Egocentric vision focuses on action recognition from a first-person perspective. This project investigates sampling techniques and multimodal data integration for improving egocentric action recognition. Using the Epic-Kitchens and ActionSense datasets, the project explores spatial and temporal information trade-offs in RGB frames and incorporates ElectroMyoGraphy (EMG) data for multimodal fusion. The research highlights the potential of combining modalities through mid-level fusion to enhance classification performance.
Egocentric action recognition poses unique challenges due to the reliance on first-person video recordings. While RGB information is often sufficient, additional modalities like audio and sensor data (e.g., EMG) can provide complementary information. This project investigates:
- Sampling strategies for RGB frames.
- The integration of EMG data with RGB frames.
- Late and mid-level fusion techniques for multimodal action recognition.
- Epic-Kitchens
- First-person videos of unscripted actions in diverse kitchen environments.
- Focus on RGB frame sampling (dense and uniform).
- ActionSense
- Multimodal data, including RGB video, EMG signals, and spectrograms.
- Data recorded using wearable sensors in controlled environments.
- Dense Sampling: Focuses on spatial information by selecting adjacent frames.
- Uniform Sampling: Prioritizes temporal information by selecting evenly spaced frames.
- Finding: Dense sampling with 16 frames per clip outperformed uniform sampling, achieving the best trade-off for egocentric action recognition.
- Extracted features using the Inflated 3D Convolutional Networks (I3D) pre-trained model.

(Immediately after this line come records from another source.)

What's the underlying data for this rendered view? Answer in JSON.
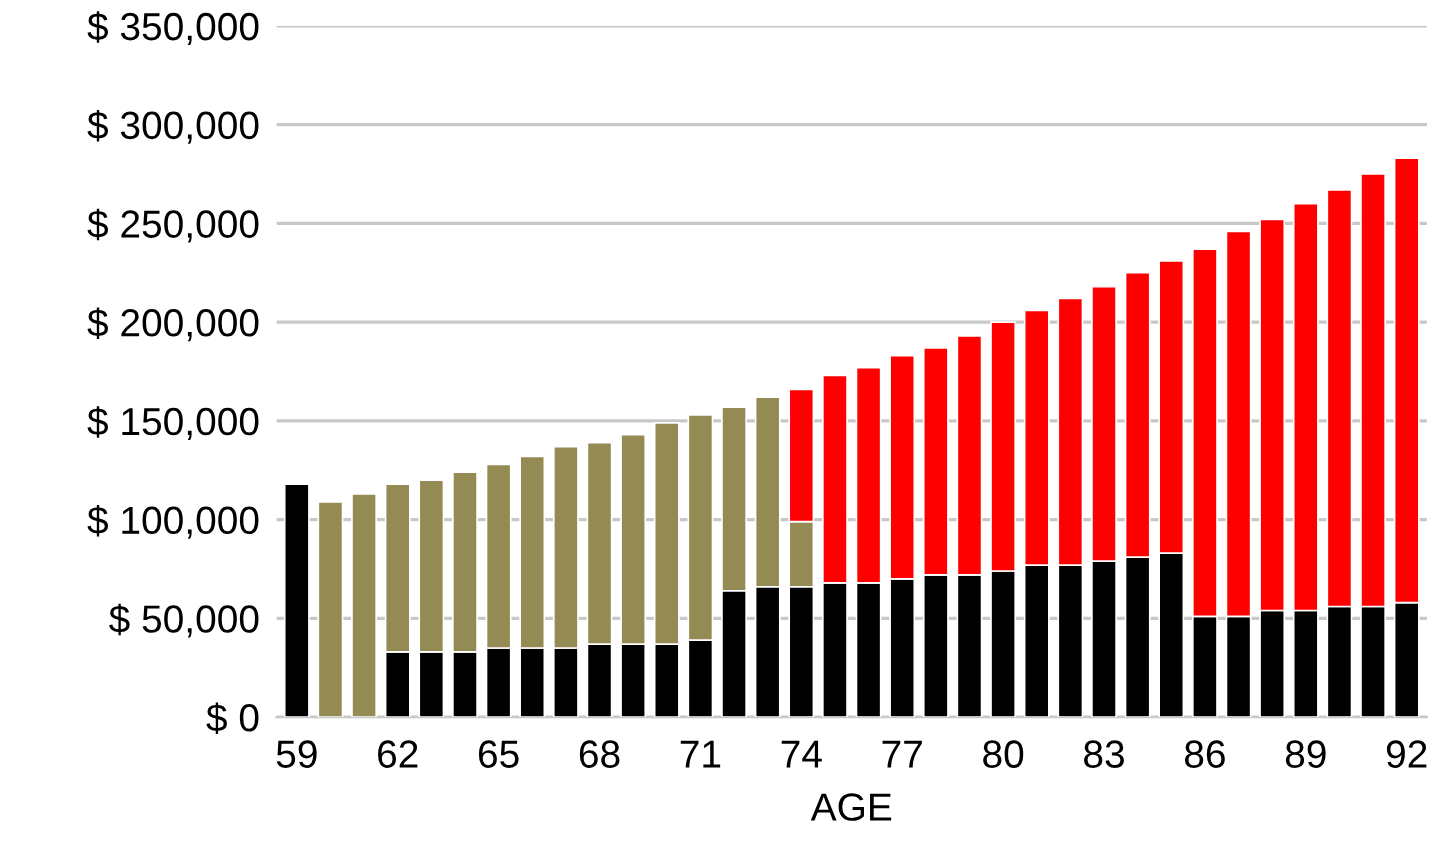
{
  "chart_data": {
    "type": "bar",
    "stacked": true,
    "xlabel": "AGE",
    "categories": [
      "59",
      null,
      null,
      "62",
      null,
      null,
      "65",
      null,
      null,
      "68",
      null,
      null,
      "71",
      null,
      null,
      "74",
      null,
      null,
      "77",
      null,
      null,
      "80",
      null,
      null,
      "83",
      null,
      null,
      "86",
      null,
      null,
      "89",
      null,
      null,
      "92"
    ],
    "series": [
      {
        "color": "#000000",
        "values": [
          118000,
          null,
          null,
          33000,
          33000,
          33000,
          35000,
          35000,
          35000,
          37000,
          37000,
          37000,
          39000,
          64000,
          66000,
          66000,
          68000,
          68000,
          70000,
          72000,
          72000,
          74000,
          77000,
          77000,
          79000,
          81000,
          83000,
          51000,
          51000,
          54000,
          54000,
          56000,
          56000,
          58000
        ]
      },
      {
        "color": "#948a54",
        "values": [
          null,
          109000,
          113000,
          85000,
          87000,
          91000,
          93000,
          97000,
          102000,
          102000,
          106000,
          112000,
          114000,
          93000,
          96000,
          33000,
          null,
          null,
          null,
          null,
          null,
          null,
          null,
          null,
          null,
          null,
          null,
          null,
          null,
          null,
          null,
          null,
          null,
          null
        ]
      },
      {
        "color": "#ff0000",
        "values": [
          null,
          null,
          null,
          null,
          null,
          null,
          null,
          null,
          null,
          null,
          null,
          null,
          null,
          null,
          null,
          67000,
          105000,
          109000,
          113000,
          115000,
          121000,
          126000,
          129000,
          135000,
          139000,
          144000,
          148000,
          186000,
          195000,
          198000,
          206000,
          211000,
          219000,
          225000
        ]
      }
    ],
    "ylim": [
      0,
      350000
    ],
    "yticks": [
      {
        "value": 0,
        "label": "$ 0"
      },
      {
        "value": 50000,
        "label": "$ 50,000"
      },
      {
        "value": 100000,
        "label": "$ 100,000"
      },
      {
        "value": 150000,
        "label": "$ 150,000"
      },
      {
        "value": 200000,
        "label": "$ 200,000"
      },
      {
        "value": 250000,
        "label": "$ 250,000"
      },
      {
        "value": 300000,
        "label": "$ 300,000"
      },
      {
        "value": 350000,
        "label": "$ 350,000"
      }
    ],
    "grid": "y"
  }
}
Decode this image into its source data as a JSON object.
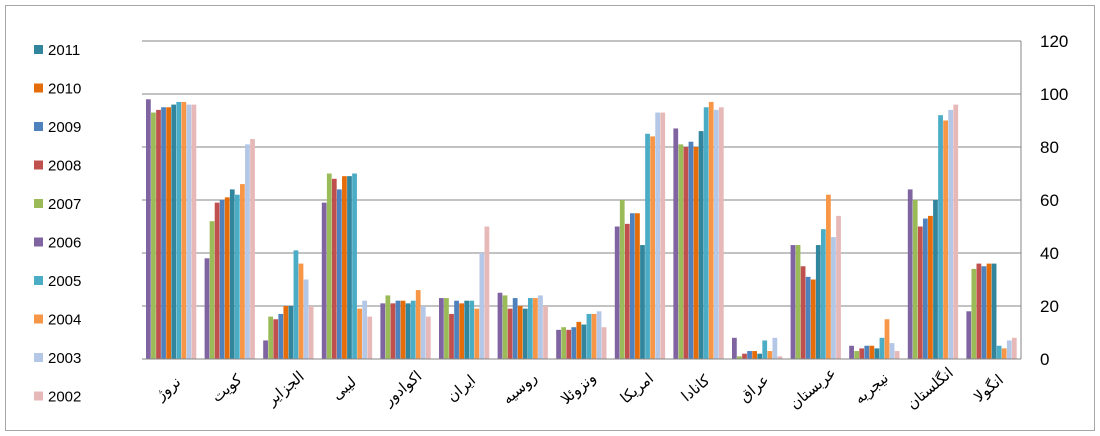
{
  "chart_data": {
    "type": "bar",
    "categories": [
      "نروژ",
      "کویت",
      "الجزایر",
      "لیبی",
      "اکوادور",
      "ایران",
      "روسیه",
      "ونزوئلا",
      "امریکا",
      "کانادا",
      "عراق",
      "عربستان",
      "نیجریه",
      "انگلستان",
      "انگولا"
    ],
    "ylim": [
      0,
      120
    ],
    "yticks": [
      0,
      20,
      40,
      60,
      80,
      100,
      120
    ],
    "grid": true,
    "legend_position": "left",
    "series": [
      {
        "name": "2011",
        "color": "#31859c",
        "values": [
          96,
          64,
          20,
          69,
          21,
          22,
          19,
          13,
          43,
          86,
          2,
          43,
          4,
          60,
          36
        ]
      },
      {
        "name": "2010",
        "color": "#e46c0a",
        "values": [
          95,
          61,
          20,
          69,
          22,
          21,
          20,
          14,
          55,
          80,
          3,
          30,
          5,
          54,
          36
        ]
      },
      {
        "name": "2009",
        "color": "#4f81bd",
        "values": [
          95,
          60,
          17,
          64,
          22,
          22,
          23,
          12,
          55,
          82,
          3,
          31,
          5,
          53,
          35
        ]
      },
      {
        "name": "2008",
        "color": "#c0504d",
        "values": [
          94,
          59,
          15,
          68,
          21,
          17,
          19,
          11,
          51,
          80,
          2,
          35,
          4,
          50,
          36
        ]
      },
      {
        "name": "2007",
        "color": "#9bbb59",
        "values": [
          93,
          52,
          16,
          70,
          24,
          23,
          24,
          12,
          60,
          81,
          1,
          43,
          3,
          60,
          34
        ]
      },
      {
        "name": "2006",
        "color": "#8064a2",
        "values": [
          98,
          38,
          7,
          59,
          21,
          23,
          25,
          11,
          50,
          87,
          8,
          43,
          5,
          64,
          18
        ]
      },
      {
        "name": "2005",
        "color": "#4bacc6",
        "values": [
          97,
          62,
          41,
          70,
          22,
          22,
          23,
          17,
          85,
          95,
          7,
          49,
          8,
          92,
          5
        ]
      },
      {
        "name": "2004",
        "color": "#f79646",
        "values": [
          97,
          66,
          36,
          19,
          26,
          19,
          23,
          17,
          84,
          97,
          3,
          62,
          15,
          90,
          4
        ]
      },
      {
        "name": "2003",
        "color": "#b4c7e7",
        "values": [
          96,
          81,
          30,
          22,
          20,
          40,
          24,
          18,
          93,
          94,
          8,
          46,
          6,
          94,
          7
        ]
      },
      {
        "name": "2002",
        "color": "#e6b9b8",
        "values": [
          96,
          83,
          20,
          16,
          16,
          50,
          20,
          12,
          93,
          95,
          1,
          54,
          3,
          96,
          8
        ]
      }
    ]
  }
}
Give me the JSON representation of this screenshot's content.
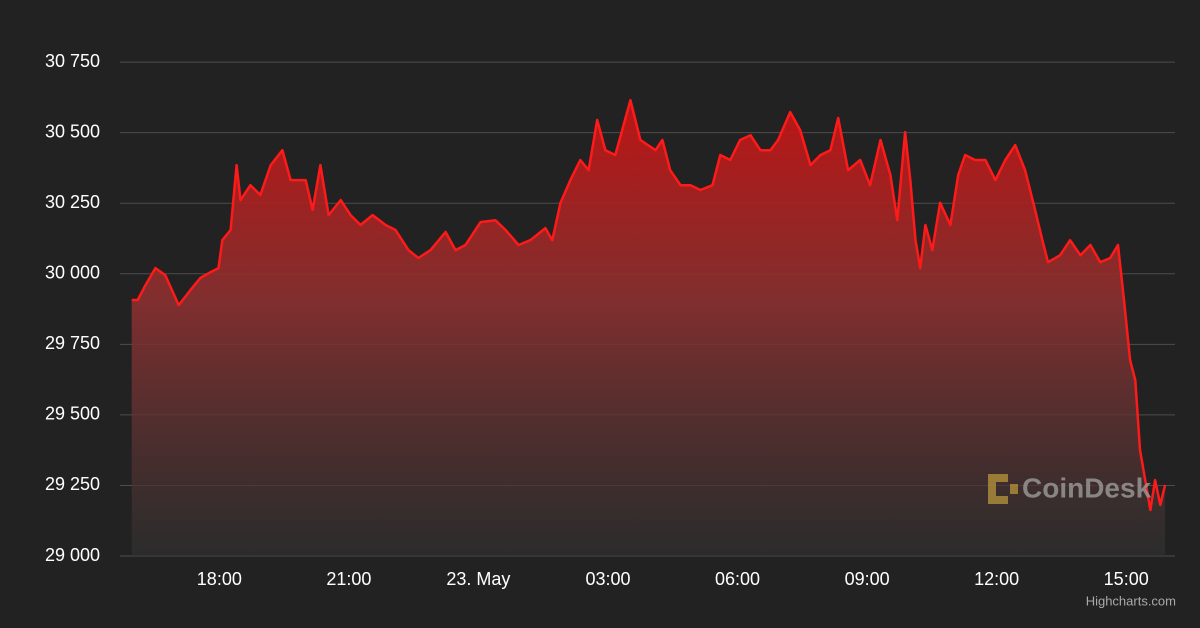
{
  "chart_data": {
    "type": "area",
    "color": "#ff1a1a",
    "grid": true,
    "watermark": "CoinDesk",
    "credits": "Highcharts.com",
    "xlim": [
      -8.3,
      16.13
    ],
    "xticks": [
      {
        "value": -6,
        "label": "18:00"
      },
      {
        "value": -3,
        "label": "21:00"
      },
      {
        "value": 0,
        "label": "23. May"
      },
      {
        "value": 3,
        "label": "03:00"
      },
      {
        "value": 6,
        "label": "06:00"
      },
      {
        "value": 9,
        "label": "09:00"
      },
      {
        "value": 12,
        "label": "12:00"
      },
      {
        "value": 15,
        "label": "15:00"
      }
    ],
    "ylim": [
      29000,
      30800
    ],
    "yticks": [
      {
        "value": 29000,
        "label": "29 000"
      },
      {
        "value": 29250,
        "label": "29 250"
      },
      {
        "value": 29500,
        "label": "29 500"
      },
      {
        "value": 29750,
        "label": "29 750"
      },
      {
        "value": 30000,
        "label": "30 000"
      },
      {
        "value": 30250,
        "label": "30 250"
      },
      {
        "value": 30500,
        "label": "30 500"
      },
      {
        "value": 30750,
        "label": "30 750"
      }
    ],
    "x": [
      -8.03,
      -7.89,
      -7.71,
      -7.48,
      -7.25,
      -6.94,
      -6.67,
      -6.44,
      -6.2,
      -6.02,
      -5.93,
      -5.74,
      -5.6,
      -5.51,
      -5.28,
      -5.05,
      -4.81,
      -4.54,
      -4.35,
      -4.0,
      -3.84,
      -3.66,
      -3.47,
      -3.19,
      -2.96,
      -2.73,
      -2.45,
      -2.15,
      -1.92,
      -1.62,
      -1.39,
      -1.11,
      -0.76,
      -0.53,
      -0.3,
      0.05,
      0.39,
      0.63,
      0.93,
      1.2,
      1.55,
      1.71,
      1.9,
      2.13,
      2.36,
      2.55,
      2.75,
      2.94,
      3.17,
      3.33,
      3.52,
      3.75,
      4.1,
      4.26,
      4.44,
      4.68,
      4.91,
      5.14,
      5.42,
      5.6,
      5.83,
      6.06,
      6.3,
      6.53,
      6.76,
      6.94,
      7.22,
      7.45,
      7.69,
      7.92,
      8.15,
      8.33,
      8.56,
      8.84,
      9.07,
      9.31,
      9.54,
      9.7,
      9.88,
      10.0,
      10.12,
      10.23,
      10.35,
      10.51,
      10.69,
      10.93,
      11.11,
      11.27,
      11.5,
      11.74,
      11.97,
      12.2,
      12.43,
      12.66,
      12.89,
      13.06,
      13.19,
      13.47,
      13.7,
      13.94,
      14.17,
      14.4,
      14.63,
      14.81,
      14.95,
      15.09,
      15.21,
      15.32,
      15.44,
      15.56,
      15.67,
      15.79,
      15.9
    ],
    "values": [
      29907,
      29907,
      29960,
      30020,
      29995,
      29889,
      29942,
      29985,
      30006,
      30020,
      30119,
      30155,
      30385,
      30261,
      30314,
      30279,
      30385,
      30438,
      30332,
      30332,
      30226,
      30385,
      30208,
      30261,
      30208,
      30173,
      30208,
      30173,
      30155,
      30084,
      30056,
      30084,
      30148,
      30084,
      30102,
      30183,
      30190,
      30155,
      30102,
      30119,
      30162,
      30119,
      30252,
      30332,
      30403,
      30367,
      30545,
      30438,
      30421,
      30509,
      30615,
      30474,
      30438,
      30474,
      30367,
      30314,
      30314,
      30297,
      30314,
      30421,
      30403,
      30474,
      30491,
      30438,
      30438,
      30474,
      30573,
      30509,
      30385,
      30421,
      30438,
      30552,
      30367,
      30403,
      30314,
      30474,
      30350,
      30190,
      30502,
      30332,
      30119,
      30020,
      30173,
      30084,
      30252,
      30173,
      30350,
      30421,
      30403,
      30403,
      30332,
      30403,
      30456,
      30367,
      30226,
      30119,
      30041,
      30066,
      30119,
      30066,
      30102,
      30041,
      30056,
      30102,
      29907,
      29694,
      29623,
      29376,
      29269,
      29163,
      29269,
      29181,
      29252
    ]
  }
}
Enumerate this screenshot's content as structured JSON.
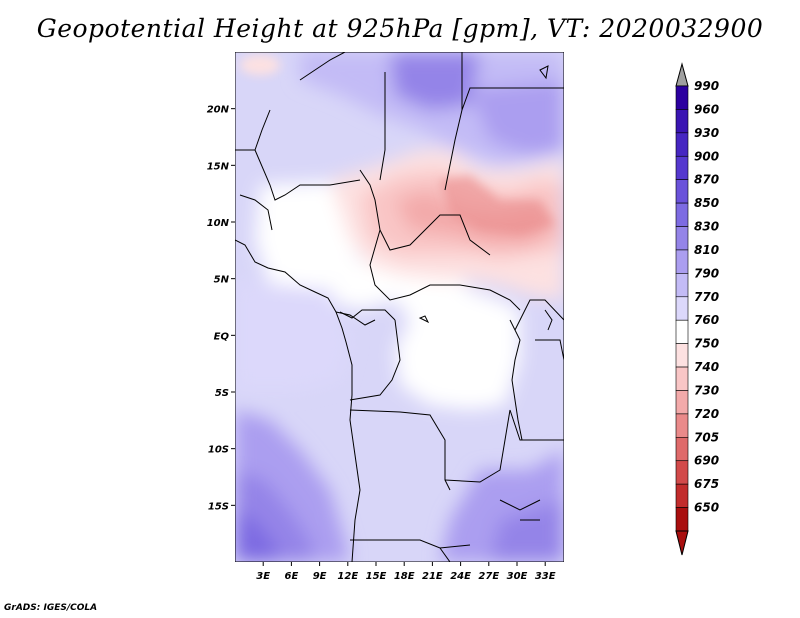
{
  "title": "Geopotential Height at 925hPa [gpm], VT: 2020032900",
  "credit": "GrADS: IGES/COLA",
  "map": {
    "projection": "latlon",
    "lon_range": [
      0,
      35
    ],
    "lat_range": [
      -20,
      25
    ],
    "lon_ticks": [
      "3E",
      "6E",
      "9E",
      "12E",
      "15E",
      "18E",
      "21E",
      "24E",
      "27E",
      "30E",
      "33E"
    ],
    "lat_ticks": [
      "20N",
      "15N",
      "10N",
      "5N",
      "EQ",
      "5S",
      "10S",
      "15S"
    ],
    "field": "geopotential height 925hPa",
    "features": [
      "high (blue) over Sahara in north",
      "low (red) band 8N-15N across Chad/Sudan/CAR",
      "near 770 (white) over Congo basin and West Africa coast",
      "high (blue) over Atlantic south-west and southern Africa"
    ]
  },
  "colorbar": {
    "levels": [
      "990",
      "960",
      "930",
      "900",
      "870",
      "850",
      "830",
      "810",
      "790",
      "770",
      "760",
      "750",
      "740",
      "730",
      "720",
      "705",
      "690",
      "675",
      "650"
    ],
    "colors": [
      "#2c00a0",
      "#3a15b3",
      "#4626c2",
      "#5538cf",
      "#6a52da",
      "#7d6be2",
      "#9484e8",
      "#ab9ef0",
      "#c3bbf6",
      "#dcd8fb",
      "#ffffff",
      "#fde1e1",
      "#f9c6c6",
      "#f3aaaa",
      "#ea8a8a",
      "#df6a6a",
      "#d24a4a",
      "#c22c2c",
      "#a90f0f"
    ]
  }
}
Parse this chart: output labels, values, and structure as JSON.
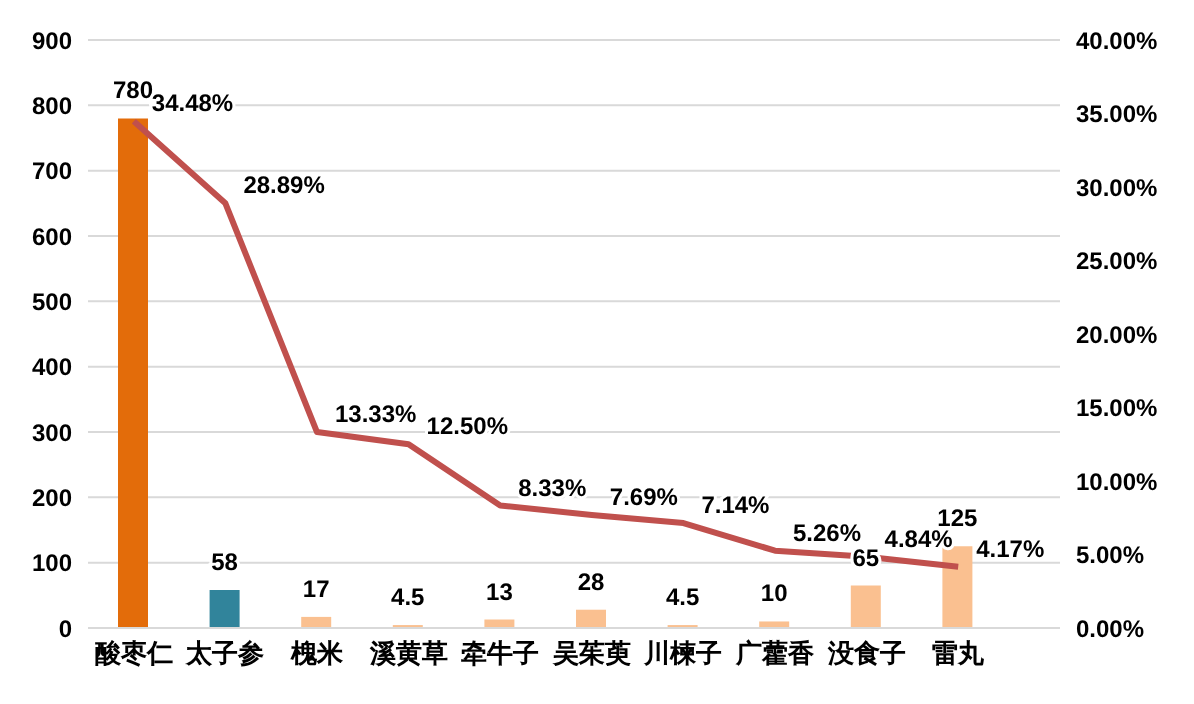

- Visualized features using dimensionality reduction techniques like PCA and t-SNE.
- Preprocessed with filtering, scaling, and zero-padding.
- Modeled using single and double-layer LSTM networks.
- Generated from EMG data and processed with a LeNet5 CNN model.
- Processed using dense sampling and classified with a single-layer LSTM network.
- Late Fusion: Combines pre-trained model outputs at inference time.
- Mid-Level Fusion: Jointly trains models by combining mid-level features, enhancing performance.
- Dense sampling (16 frames per clip) achieved the highest Top-1 accuracy of 60.23% using LSTM.
- Individual modalities:
- RGB: 78.57% Top-1 accuracy (LSTM).
- EMG: 56.97% Top-1 accuracy (1-layer LSTM).
- Spectrograms: 54.50% Top-1 accuracy (LeNet5).
- Fusion approaches:
- Mid-level fusion (RGB+EMG): 80.92% Top-1 accuracy.
- Late fusion struggled to surpass individual modality performances.
The project demonstrates the potential of multimodal approaches in egocentric action recognition:
- Dense sampling of RGB frames provides superior spatial and temporal trade-offs.
- Mid-level fusion of RGB and EMG enhances classification performance.